Я вернулась к себе. Мне было почти весело. Не нужно больше принимать никаких решений, осталось только пройти этот путь до конца. Этот дом перестал быть моим, это просто накопитель, промежуточная станция между бессмертием и бессмертием, между еще-нет и уже-нет.
По-моему, я разделась и легла спать. Точно не помню. Ночью я проснулась. В ночной рубашке, уткнувшись лицом в рвотные массы. Брезгливости не было. Даже хотелось остаться в нечистотах и снова уснуть. А потом в голову пришло, что обязательно нужно привести в порядок подушку. Поэтому я побрела вниз по лестнице к туалету, держа подушку на вытянутых руках. Как изгадившееся с ног до головы привидение. Конечно же, мама проснулась. Вошла, когда я запихивала подушку в раковину, и успела ее у меня отнять, прежде чем я намочила перо.
— Что здесь произошло?
— Приняла таблетки, — промямлила я.
Теперь я уже чувствовала себя не привидением; казалось, что я нахожусь под водой. Боже мой, так тяжело, когда принял таблетки и не умер! Но эта тяжесть проплывала, словно пробка на поверхности покоя, в котором я колыхалась, как водоросли. До меня ей было не добраться. Мама разбудила отца.
— Папа! Папа! Просыпайся же! Анна приняла таблетки!
Он спросил, какие и сколько.
— Сорок.
Не хотелось признаваться, что их было всего двадцать.
— Это же всего-навсего успокоительное. Оно безвредное. Тем более, что она их все выблевала. Пусть-ка просто поспит.
Через тридцать часов я проснулась, как раз вовремя: француженки еще не приехали. Жилищную проблему мы решили, я спала у родителей на тахте.
— Неужели ты даже не задумалась, какой шок испытали бы маленькие француженки, если бы они приехали, а тут как раз самоубийство? — спросила мама.
Когда она говорила о приехавших по обмену девочках, то называла их «маленькими француженками». Эти маленькие француженки были на самом деле ниже нас ростом, не больше метра шестидесяти пяти. Они не говорили ни по-немецки, ни по-английски. Когда сестры не было, им приходилось изъясняться жестами. И это у них ловко получалось. Они излучали шарм, танцевали перед нами рок-н-ролл, а однажды приготовили обед из пяти блюд. Еда оказалась очень острой, так что першило в горле, только через три часа мы добрались до последнего лакомства. Это был сладкий пирог.
— Такое впечатление, что у них в запасе целая вечность, — завозмущалась мама, стиснув зубы, когда француженки снова исчезли на кухне, — теперь еще и сладкий пирог! Ничего себе — еще и сладкий пирог. Как они не понимают, что у меня куча дел? Я не могу есть четыре часа подряд. Может быть, у них во Франции так принято, а мне, например, приходится сразу же мыть посуду.
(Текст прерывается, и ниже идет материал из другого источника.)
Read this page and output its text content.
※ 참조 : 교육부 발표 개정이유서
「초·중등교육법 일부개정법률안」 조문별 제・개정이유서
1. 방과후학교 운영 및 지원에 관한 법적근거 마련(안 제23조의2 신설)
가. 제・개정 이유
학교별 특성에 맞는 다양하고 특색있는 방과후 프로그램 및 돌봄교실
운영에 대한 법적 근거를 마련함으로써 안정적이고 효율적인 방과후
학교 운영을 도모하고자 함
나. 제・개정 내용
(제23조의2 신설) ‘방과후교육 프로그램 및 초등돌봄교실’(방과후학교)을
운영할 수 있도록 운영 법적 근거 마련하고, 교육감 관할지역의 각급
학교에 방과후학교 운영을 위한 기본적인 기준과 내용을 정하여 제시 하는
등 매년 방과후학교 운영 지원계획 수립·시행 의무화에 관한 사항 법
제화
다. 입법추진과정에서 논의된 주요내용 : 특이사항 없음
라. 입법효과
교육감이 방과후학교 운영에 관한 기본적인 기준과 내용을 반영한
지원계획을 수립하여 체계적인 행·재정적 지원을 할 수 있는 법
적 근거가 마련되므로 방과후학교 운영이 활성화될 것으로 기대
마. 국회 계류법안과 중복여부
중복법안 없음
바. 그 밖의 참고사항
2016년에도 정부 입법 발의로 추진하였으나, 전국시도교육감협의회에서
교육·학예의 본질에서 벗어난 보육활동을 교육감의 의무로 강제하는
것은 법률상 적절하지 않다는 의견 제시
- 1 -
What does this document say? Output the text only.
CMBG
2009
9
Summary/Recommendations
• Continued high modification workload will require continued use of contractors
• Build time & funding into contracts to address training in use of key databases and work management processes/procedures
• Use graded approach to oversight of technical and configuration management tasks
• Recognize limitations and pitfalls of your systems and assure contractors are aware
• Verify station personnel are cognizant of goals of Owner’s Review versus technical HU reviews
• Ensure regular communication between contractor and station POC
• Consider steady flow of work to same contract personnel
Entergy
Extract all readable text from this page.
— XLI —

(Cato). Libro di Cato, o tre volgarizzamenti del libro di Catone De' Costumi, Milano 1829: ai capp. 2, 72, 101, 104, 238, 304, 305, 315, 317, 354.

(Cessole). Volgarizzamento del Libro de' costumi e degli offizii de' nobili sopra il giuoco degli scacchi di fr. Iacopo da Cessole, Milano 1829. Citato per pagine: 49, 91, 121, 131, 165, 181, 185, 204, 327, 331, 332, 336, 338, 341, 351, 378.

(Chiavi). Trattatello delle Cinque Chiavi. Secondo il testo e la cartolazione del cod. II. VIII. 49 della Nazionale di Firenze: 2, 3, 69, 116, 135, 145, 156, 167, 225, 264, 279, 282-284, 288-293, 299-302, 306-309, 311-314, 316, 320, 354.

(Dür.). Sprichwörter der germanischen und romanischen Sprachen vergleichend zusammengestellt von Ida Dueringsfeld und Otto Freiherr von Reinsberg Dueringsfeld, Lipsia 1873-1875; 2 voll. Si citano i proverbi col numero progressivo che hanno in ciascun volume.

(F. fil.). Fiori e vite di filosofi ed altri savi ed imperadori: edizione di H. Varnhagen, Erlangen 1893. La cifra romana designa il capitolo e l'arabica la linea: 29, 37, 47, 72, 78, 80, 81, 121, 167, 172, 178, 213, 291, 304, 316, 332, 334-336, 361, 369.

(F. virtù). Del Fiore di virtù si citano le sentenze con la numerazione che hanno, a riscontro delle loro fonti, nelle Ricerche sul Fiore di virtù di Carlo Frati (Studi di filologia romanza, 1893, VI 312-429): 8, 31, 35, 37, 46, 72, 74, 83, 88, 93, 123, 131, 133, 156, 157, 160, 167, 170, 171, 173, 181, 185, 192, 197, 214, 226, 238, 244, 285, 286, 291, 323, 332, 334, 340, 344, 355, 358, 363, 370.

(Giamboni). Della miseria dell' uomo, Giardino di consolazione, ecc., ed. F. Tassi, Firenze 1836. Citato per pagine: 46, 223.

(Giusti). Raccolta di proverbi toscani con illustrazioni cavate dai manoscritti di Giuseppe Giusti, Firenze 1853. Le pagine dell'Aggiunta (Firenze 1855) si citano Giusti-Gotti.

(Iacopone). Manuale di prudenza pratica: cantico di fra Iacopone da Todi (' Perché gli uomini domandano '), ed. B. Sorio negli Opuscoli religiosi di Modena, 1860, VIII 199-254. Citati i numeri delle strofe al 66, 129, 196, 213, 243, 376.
Мытье посуды француженки и на самом деле предоставили маме, зато еще раз станцевали нам рок-н-ролл. А папа улыбался, смотря на них. Что за дочери у других мужиков, прямо маленькие ураганчики, излучающие шарм! Украдкой он бросил взгляд на неуклюжих кошелок — собственных доченек.
* * *
Самолет идет на посадку, нам приходится снова пристегнуть ремни. Сейчас, сейчас я приеду. Снова выжила. Мы погружаемся в облака, машина немного тыркается туда-сюда, а потом начинает спускаться все ниже и ниже. Вскоре уже можно различить дома, окруженные полисадниками, и стоящий в парке замок. Появились сигнальные флажки, и с каждым метром, на который мы приближаемся к земле, мои шансы на выживание увеличиваются. А может, и нет. Возможно, что не имеет значения, с какой высоты падать — десять тысяч метров или всего пятьдесят. Но если бы я могла выбирать, то мне хотелось бы грохнуться с пятидесяти, даже если на прокручивание всей своей жизни перед внутренним взором останется совсем мало времени. Я все равно знаю, что проворонила всё. В мою пользу только то, что я ни разу не проговорилась своему психотерапевту про Петера Хемштедта. Не хотелось видеть, как он приподнимает брови и бодро, как будто все понимая, кивает головой. Я не стремилась услышать его психотерапевтическое мнение. Он ничего не знает о любви, его интересуют только отцы, отталкивающие от себя своих детей, и постоянное прокручивание негативных событий из детства. Я не хотела слышать, что заслуживаю хорошего мужика, что он подыщет мне кого-нибудь, кто будет обращаться со мной хорошо. Как будто из любви можно забрать все свои капиталовложения. Это же не толстозадый финансовый делец, в которого, например, превратился мой братец. Недавно, разговаривая по телефону, он пытался втянуть меня в какое-то рискованное предприятие и даже обещал сразу же предоставить кредит. Меня трясет от мысли, что можно кого-то любить только за то, что он обращается с тобой хорошо. Все равно что предложить фанату какой-нибудь команды болеть за мюнхенскую «Баварию» только потому, что она чаще выигрывает. Как объяснить психотерапевту, что бывают раны, которые не хочется залечивать?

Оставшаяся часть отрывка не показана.